Shea played right along, yelling toward the speaker I tried with no avail to cover. “Save me, Ash. I’ve been taken against my will, by a sex fiend who won’t let me out of bed, no less.”
She was gonna be tied to it if she kept that shit up.
“On my way, baby girl!” Ash was shouting again, and there was a scuffle, muffled words shouted between Lyrik and Ash, and the faint inclination of Zee coming in on the conversation on the back end.
Knew without a shadow of a doubt my entire crew would have my back. That they’d support this decision I’d made to permanently make Shea a part of my life, because I no longer knew how to go on living without her in it.
Would it affect them? Yeah. You can’t make life-altering changes without it altering your life.
A door slammed and the line went quiet before Lyrik spoke again, this time subdued and without any of the prior mocking in his tone. “What are you gonna do, man?”
“Don’t know yet.”
More silence.
“I get it, Baz. Totally get it. Do what you feel you have to do. Do what makes you happy.”
“I am,” I said, completely honest.
I glanced at Shea who reflected empowering light back at me.
Happy.
For once, I felt it above anything else.
“We’ll figure this shit out.”
It was all encouragement mixed up with his own worry. For so long, it’d just been us, the band and me and my baby brother. Nothing else in this fucked-up world had mattered.
Not until now.
“Talk soon,” he said, before the line went dead and I rolled to my side, Lyrik’s questions raising my own.

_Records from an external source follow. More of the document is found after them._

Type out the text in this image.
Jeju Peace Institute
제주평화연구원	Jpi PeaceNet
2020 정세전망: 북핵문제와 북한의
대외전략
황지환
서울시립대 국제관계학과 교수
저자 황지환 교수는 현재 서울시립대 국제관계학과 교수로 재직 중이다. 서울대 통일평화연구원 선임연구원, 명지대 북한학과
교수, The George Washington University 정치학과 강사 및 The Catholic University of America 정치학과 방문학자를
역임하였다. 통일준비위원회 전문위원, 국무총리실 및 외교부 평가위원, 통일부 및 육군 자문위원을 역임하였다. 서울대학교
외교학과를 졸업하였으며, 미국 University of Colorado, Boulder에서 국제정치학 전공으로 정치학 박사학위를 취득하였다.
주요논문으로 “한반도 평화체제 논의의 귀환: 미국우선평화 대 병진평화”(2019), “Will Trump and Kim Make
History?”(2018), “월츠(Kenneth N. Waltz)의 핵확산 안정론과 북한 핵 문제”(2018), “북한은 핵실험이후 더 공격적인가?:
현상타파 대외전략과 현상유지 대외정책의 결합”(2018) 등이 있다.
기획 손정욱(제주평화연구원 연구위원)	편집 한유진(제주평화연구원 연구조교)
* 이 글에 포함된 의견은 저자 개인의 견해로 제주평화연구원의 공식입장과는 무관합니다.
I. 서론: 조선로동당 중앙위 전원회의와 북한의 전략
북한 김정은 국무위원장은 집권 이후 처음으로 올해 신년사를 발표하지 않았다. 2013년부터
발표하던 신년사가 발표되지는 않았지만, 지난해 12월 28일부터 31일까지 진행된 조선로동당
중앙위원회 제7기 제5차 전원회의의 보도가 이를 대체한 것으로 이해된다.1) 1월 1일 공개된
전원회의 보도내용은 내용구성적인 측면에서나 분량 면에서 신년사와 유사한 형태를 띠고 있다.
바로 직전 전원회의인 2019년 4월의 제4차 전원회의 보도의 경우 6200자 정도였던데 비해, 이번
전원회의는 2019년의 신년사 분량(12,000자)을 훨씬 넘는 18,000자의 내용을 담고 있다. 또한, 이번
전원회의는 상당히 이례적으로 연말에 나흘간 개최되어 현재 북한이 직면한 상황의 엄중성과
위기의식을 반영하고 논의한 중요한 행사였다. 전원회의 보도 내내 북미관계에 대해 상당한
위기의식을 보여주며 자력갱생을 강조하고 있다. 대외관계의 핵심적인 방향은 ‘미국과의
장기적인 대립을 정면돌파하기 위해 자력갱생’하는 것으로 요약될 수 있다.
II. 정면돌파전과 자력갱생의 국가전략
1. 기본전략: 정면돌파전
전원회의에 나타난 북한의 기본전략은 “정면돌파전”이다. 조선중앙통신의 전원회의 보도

A tiny frown bridged Shea’s brow, like she caught onto it, too.
Needing the connection, I wove my fingers through hers. “What are we going to do, Shea?”
Unease slithered through her, before she quietly offered an answer that had no solution. “We kind of rushed into this, didn’t we?”
Soft, admissive laughter fumbled from my mouth. “Yeah.”
No use in lying to ourselves.
We’d rushed.
The reality was we’d been rushing since the moment I’d looked up and found her standing in front of me at that horseshoe booth at Charlie’s. She’d arrived like a flood to a parched desert, quenching a thirst I’d never realized I felt, my life barren until she’d breathed across it with her life.
My voice went soft with sincerity. “But I don’t regret it. Not for a second.”
She caught her bottom lip between her teeth, held it there while she gave the slightest shake of her head. “Me, neither. Not at all.”
I swallowed over the lump forming in my throat. “You know, you and Kallie were planning on coming to California to stay for a few days after we wrap up this tour.”
She nodded like she was following my mixed-up train of thought.
“Right after, we have to hit the studio.”
Another nod.
The words grew rough. “I can’t stand the idea of you and Kallie not being there. Of not coming home to my wife every night. Want you falling asleep in my arms and waking up there, too. Come. Stay with me for a while. I’ve got an extra room we can set up for Kallie.”
Mark’s room. Hadn’t touched it since he’d died. The four of us had done nothing more than figuratively board it up, yellow tape and hazard signs posted all around it, because none of us had been ready to deal with the heartbreak we knew would be waiting behind it. Once I’d asked Zee if he wanted to go in and clear out his brother’s stuff, but he’d resisted, saying he wasn’t ready to go there yet.